Azar Lawrence, Jason Moran, Paul Motian, and Steve Coleman
Reviewed by Jay Trachtenberg, Fri., July 2, 2010
In the mid-1970s, Azar Lawrence was the preeminent post-Coltrane saxophonist, pairing with McCoy Tyner, Elvin Jones, and Miles Davis while still in his teens. Just as quickly, he disappeared from the scene and didn't resurface for three decades. Following a 2008 comeback album, Lawrence appears to have hit his stride with Mystic Journey (Furthermore Recordings), a powerful statement that channels the fiery spirit of Coltrane's legacy. Tyner's explosive "Walk Spirit, Talk Spirit," which Lawrence recorded with the pianist on 1973's Enlightenment, is the centerpiece here, countered with a nod to Coltrane's gentle side on ballad "Say It Over Again." It's been a decade since Jason Moran's second album, Facing Left, introduced us to his formidable trio the Bandwagon, with bassist Tarus Mateen and drummer Nasheet Waits. Ten (Blue Note) finds the trio in its usual adventurous mood, whether using Jimi Hendrix's Monterey Pop Festival performance as inspiration for "Feedback Pt. 2," splicing 'n' dicing Thelonious Monk's beautiful "Crepuscule With Nellie" into hip-hop, or continuing variations on a theme with the jaunty "Gangsterism Over 10 Years." Moran can also be found alongside exquisite drummer Paul Motian and brilliant saxophonist Chris Potter on Lost in a Dream (ECM), a live trio recording from the Village Vanguard.
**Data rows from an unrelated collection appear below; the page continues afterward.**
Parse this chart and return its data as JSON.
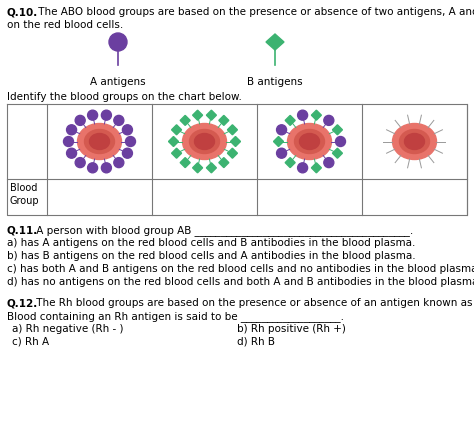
{
  "title_q10_bold": "Q.10.",
  "title_q10_rest": " The ABO blood groups are based on the presence or absence of two antigens, A and B\non the red blood cells.",
  "antigen_a_label": "A antigens",
  "antigen_b_label": "B antigens",
  "identify_text": "Identify the blood groups on the chart below.",
  "blood_group_label": "Blood\nGroup",
  "q11_bold": "Q.11.",
  "q11_rest": " A person with blood group AB _________________________________________.",
  "q11_a": "a) has A antigens on the red blood cells and B antibodies in the blood plasma.",
  "q11_b": "b) has B antigens on the red blood cells and A antibodies in the blood plasma.",
  "q11_c": "c) has both A and B antigens on the red blood cells and no antibodies in the blood plasma.",
  "q11_d": "d) has no antigens on the red blood cells and both A and B antibodies in the blood plasma.",
  "q12_bold": "Q.12.",
  "q12_rest": " The Rh blood groups are based on the presence or absence of an antigen known as Rh.",
  "q12_line2": "Blood containing an Rh antigen is said to be ___________________.",
  "q12_a": "a) Rh negative (Rh - )",
  "q12_b": "b) Rh positive (Rh +)",
  "q12_c": "c) Rh A",
  "q12_d": "d) Rh B",
  "purple_color": "#6B3FA0",
  "green_color": "#3CB371",
  "rbc_outer": "#E8736A",
  "rbc_inner": "#D45A50",
  "rbc_center": "#C04848",
  "bg_color": "#FFFFFF",
  "text_color": "#000000",
  "border_color": "#777777",
  "font_size": 7.5,
  "fig_w": 4.74,
  "fig_h": 4.25,
  "dpi": 100
}
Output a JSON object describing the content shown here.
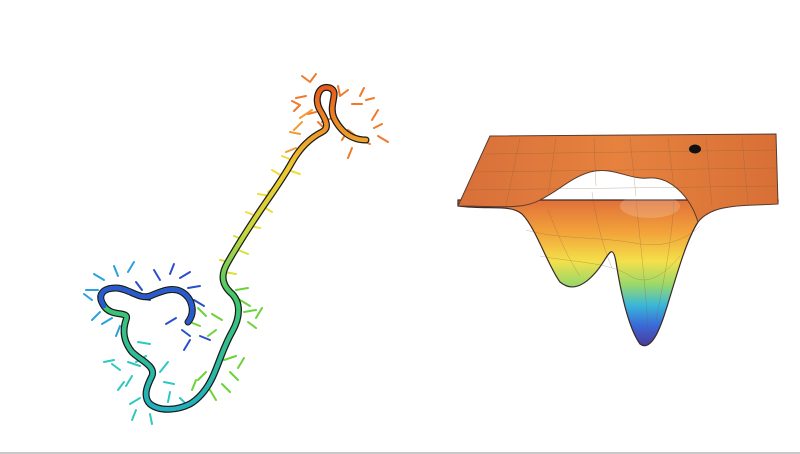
{
  "scene": {
    "protein": {
      "icon": "protein-backbone-icon",
      "color_gradient": [
        "#1f3fb0",
        "#1e88d6",
        "#22c3c8",
        "#3ed26a",
        "#9be03a",
        "#f0e23a",
        "#f5a020",
        "#e8531c"
      ]
    },
    "energy_surface": {
      "icon": "energy-landscape-icon",
      "top_color": "#e07a3c",
      "low_color": "#4a3aa8",
      "marker_color": "#111111"
    }
  }
}
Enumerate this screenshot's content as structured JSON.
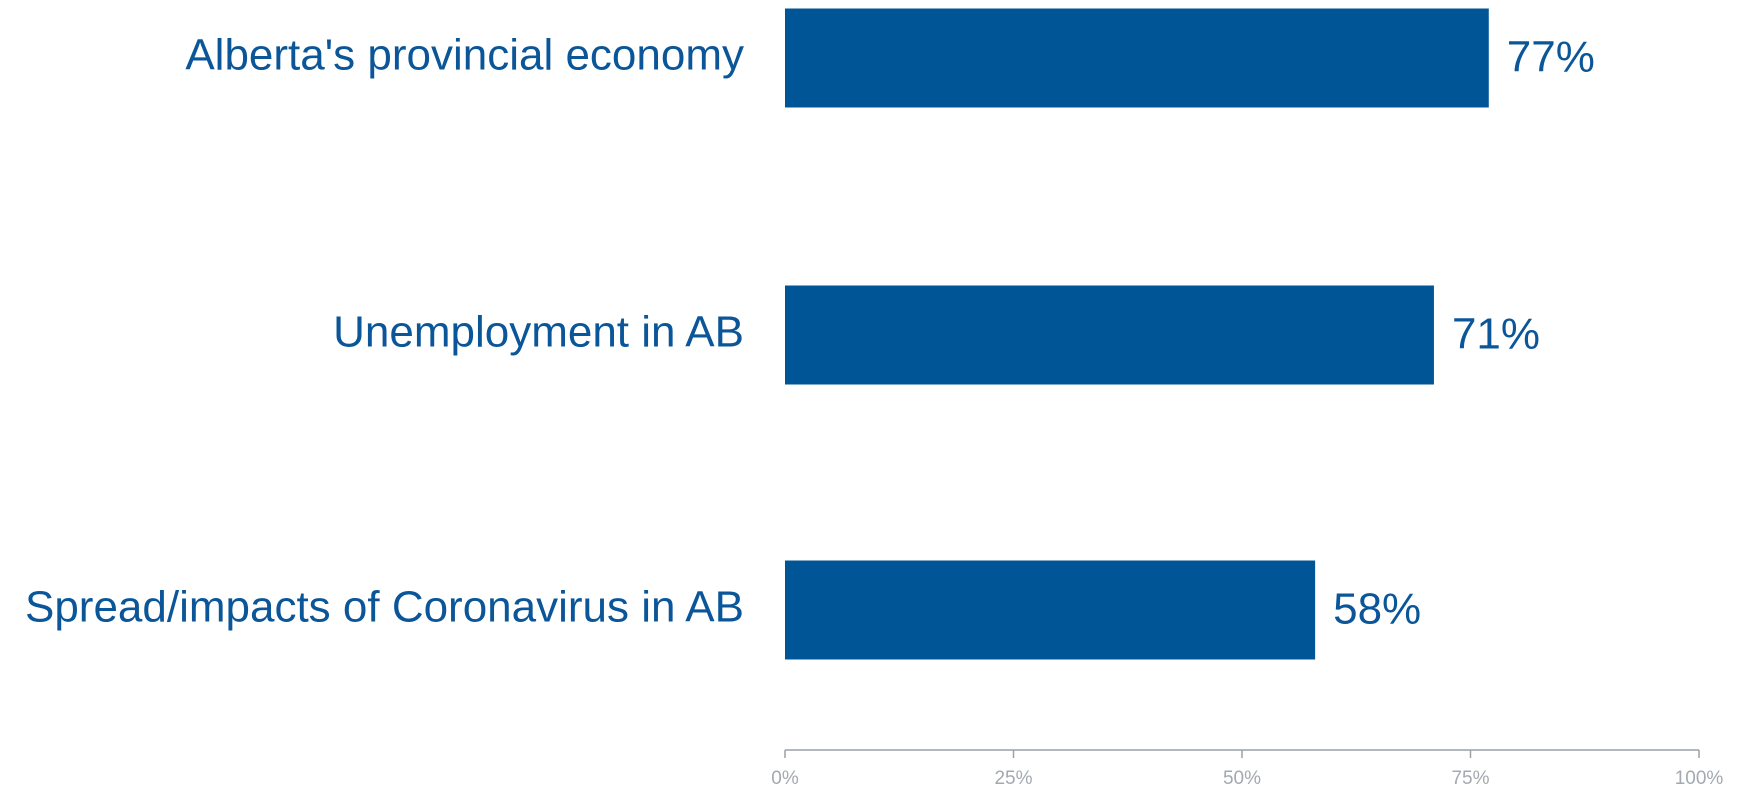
{
  "chart_data": {
    "type": "bar",
    "orientation": "horizontal",
    "categories": [
      "Alberta's provincial economy",
      "Unemployment in AB",
      "Spread/impacts of Coronavirus in AB"
    ],
    "values": [
      77,
      71,
      58
    ],
    "value_labels": [
      "77%",
      "71%",
      "58%"
    ],
    "color": "#005596",
    "xlim": [
      0,
      100
    ],
    "xticks": [
      {
        "value": 0,
        "label": "0%"
      },
      {
        "value": 25,
        "label": "25%"
      },
      {
        "value": 50,
        "label": "50%"
      },
      {
        "value": 75,
        "label": "75%"
      },
      {
        "value": 100,
        "label": "100%"
      }
    ],
    "grid": false
  }
}
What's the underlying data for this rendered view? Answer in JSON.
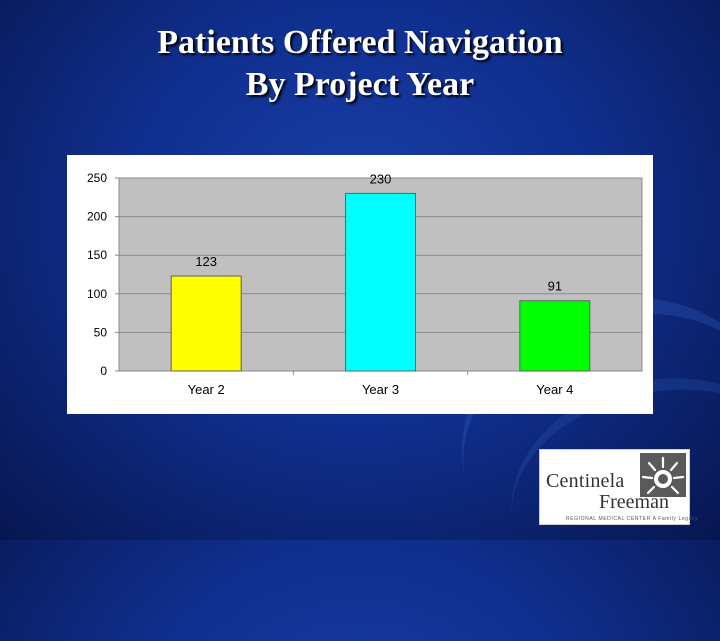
{
  "slide": {
    "title_line1": "Patients Offered Navigation",
    "title_line2": "By Project Year"
  },
  "logo": {
    "name_line1": "Centinela",
    "name_line2": "Freeman",
    "subtitle": "REGIONAL MEDICAL CENTER",
    "tagline": "A Family Legacy"
  },
  "colors": {
    "background": "#102f8f",
    "plot_area": "#c0c0c0",
    "bar_year2": "#ffff00",
    "bar_year3": "#00ffff",
    "bar_year4": "#00ff00"
  },
  "chart_data": {
    "type": "bar",
    "title": "",
    "xlabel": "",
    "ylabel": "",
    "categories": [
      "Year 2",
      "Year 3",
      "Year 4"
    ],
    "values": [
      123,
      230,
      91
    ],
    "data_labels": [
      "123",
      "230",
      "91"
    ],
    "bar_colors": [
      "#ffff00",
      "#00ffff",
      "#00ff00"
    ],
    "ylim": [
      0,
      250
    ],
    "yticks": [
      0,
      50,
      100,
      150,
      200,
      250
    ],
    "ytick_labels": [
      "0",
      "50",
      "100",
      "150",
      "200",
      "250"
    ],
    "grid": true,
    "legend": "none"
  }
}
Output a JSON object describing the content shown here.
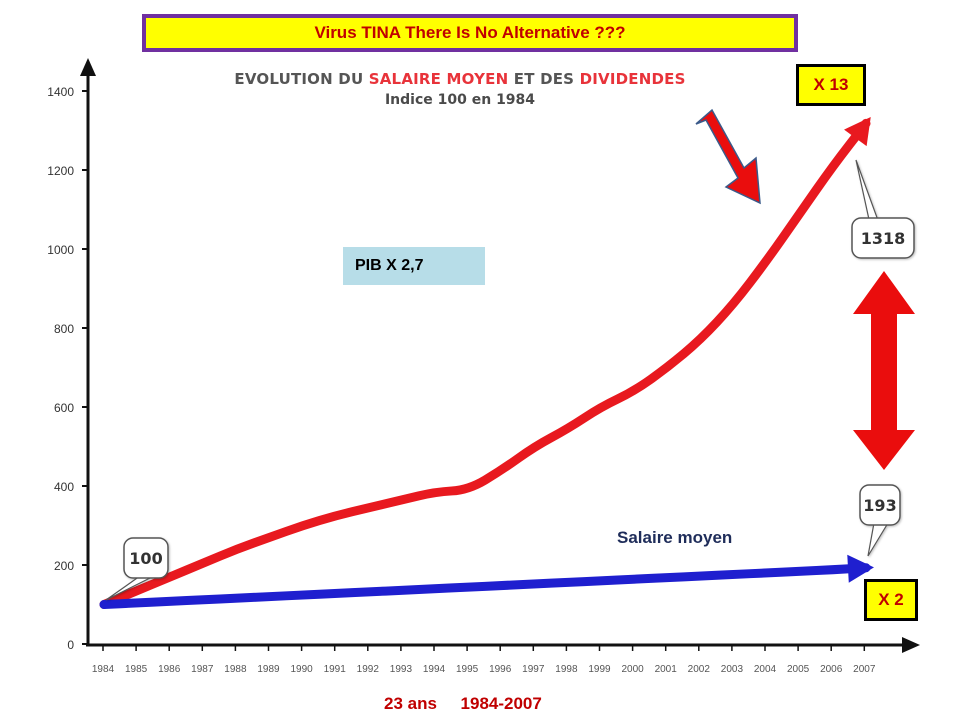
{
  "banner": {
    "text": "Virus TINA  There Is No Alternative ???"
  },
  "chart_data": {
    "type": "line",
    "title_parts": [
      "EVOLUTION DU ",
      "SALAIRE MOYEN",
      " ET DES ",
      "DIVIDENDES"
    ],
    "subtitle": "Indice 100 en 1984",
    "x": [
      "1984",
      "1985",
      "1986",
      "1987",
      "1988",
      "1989",
      "1990",
      "1991",
      "1992",
      "1993",
      "1994",
      "1995",
      "1996",
      "1997",
      "1998",
      "1999",
      "2000",
      "2001",
      "2002",
      "2003",
      "2004",
      "2005",
      "2006",
      "2007"
    ],
    "y_ticks": [
      0,
      200,
      400,
      600,
      800,
      1000,
      1200,
      1400
    ],
    "ylim": [
      0,
      1400
    ],
    "series": [
      {
        "color": "#e8191f",
        "values": [
          100,
          135,
          170,
          205,
          240,
          270,
          300,
          325,
          345,
          365,
          385,
          390,
          440,
          500,
          545,
          600,
          640,
          700,
          770,
          860,
          970,
          1090,
          1210,
          1318
        ]
      },
      {
        "name": "Salaire moyen",
        "color": "#1f1fcf",
        "values": [
          100,
          104,
          108,
          112,
          116,
          120,
          124,
          128,
          132,
          136,
          140,
          144,
          148,
          152,
          156,
          160,
          164,
          168,
          172,
          176,
          180,
          184,
          188,
          193
        ]
      }
    ],
    "data_labels": {
      "start": "100",
      "dividends_end": "1318",
      "salary_end": "193"
    },
    "grid": false
  },
  "annotations": {
    "x13": "X 13",
    "x2": "X 2",
    "pib": "PIB X  2,7",
    "salary_label": "Salaire moyen",
    "footer": "23 ans     1984-2007"
  },
  "colors": {
    "arrow_red": "#ea0d0d",
    "banner_bg": "#ffff00",
    "banner_border": "#7030a0",
    "pib_bg": "#b7dde8"
  }
}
This lovely session of mostly Motian originals gets contemplative through the delicate yet compelling interplay we've come to associate with the spacious ECM sound. Alto saxophonist/composer Steve Coleman spearheaded the M-Base movement of the 1980s that pushed jazz in a more rhythmically complex direction. Harvesting Semblances and Affinities (Pi Recordings) is certainly rhythmically and compositionally intense, almost to the point of being mathematical. With a three-horn front line, Coleman and his group, Five Elements, create music that's challenging but rewarding for those with open ears.